The Coffee Party is an illustrative example of how this type of


technology begins to realize deliberative discourse through technology; and also a
study of how this discourse is constrained. Future research should consider both
what we learned, and how new social and practice oriented designs can lead to
greater citizen engagement. The rise of circulated electronic public domains may
ultimately become the model for public facts in many areas of politics, whether
launch or oppositional. It is clear that conventional news is disdainful from the
attrition of audiences (more in commercial than in public service structures), and from
the shattering of remaining audiences as channels increase.
Perhaps the next step is a meticulously personalized information system in
which the precincts of different issues and different political tactics become more
permeable, enabling ordinary citizens to join campaigns, demonstrations, and virtual
communities with few philosophical or partisan divisions. In this apparition, the
current organizational weaknesses of Internet conscription may become a core
resource for the growth of new global publics.

References.
Richard K. & Douglas MK. n.d. Oppositional Politics and the Internet: A Critical/
Reconstructive Approach. 704-725.
Habermas, J. (2003). The theory of communicative action (1). Boston: Beacon Press.
Agre, P. E. (2008). The Practical Republic: Social Skills and the Progress of
Citizenship. In A. Feenberg (Ed.), Community in the Digital Age (pp. 201-224).

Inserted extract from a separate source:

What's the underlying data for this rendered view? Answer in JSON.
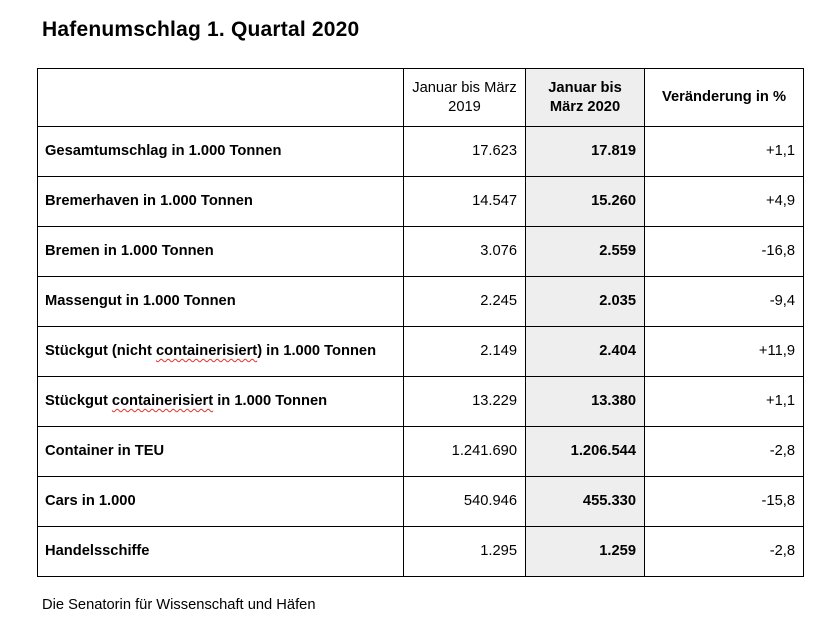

Rowman and Littlefield. Ancu, M., & Cozma, R. (2009). MySpace Politics: Uses and
Gratifications of Befriending Candidates. Journal of Broadcasting & Electronic
Media, 53(4), 567-583.
Bimber, B. (2007). Information and political engagement in America: The search for
effects of information technology at the individual level. Political Research
Quarterly, 54(1), 53-67
Boeder P., n.d,Habermas heritage: The future of the public sphere in the Network
society. Volume 10, no. 9 - 5 September 2005. pp. 1-13[28th Nov. 2014].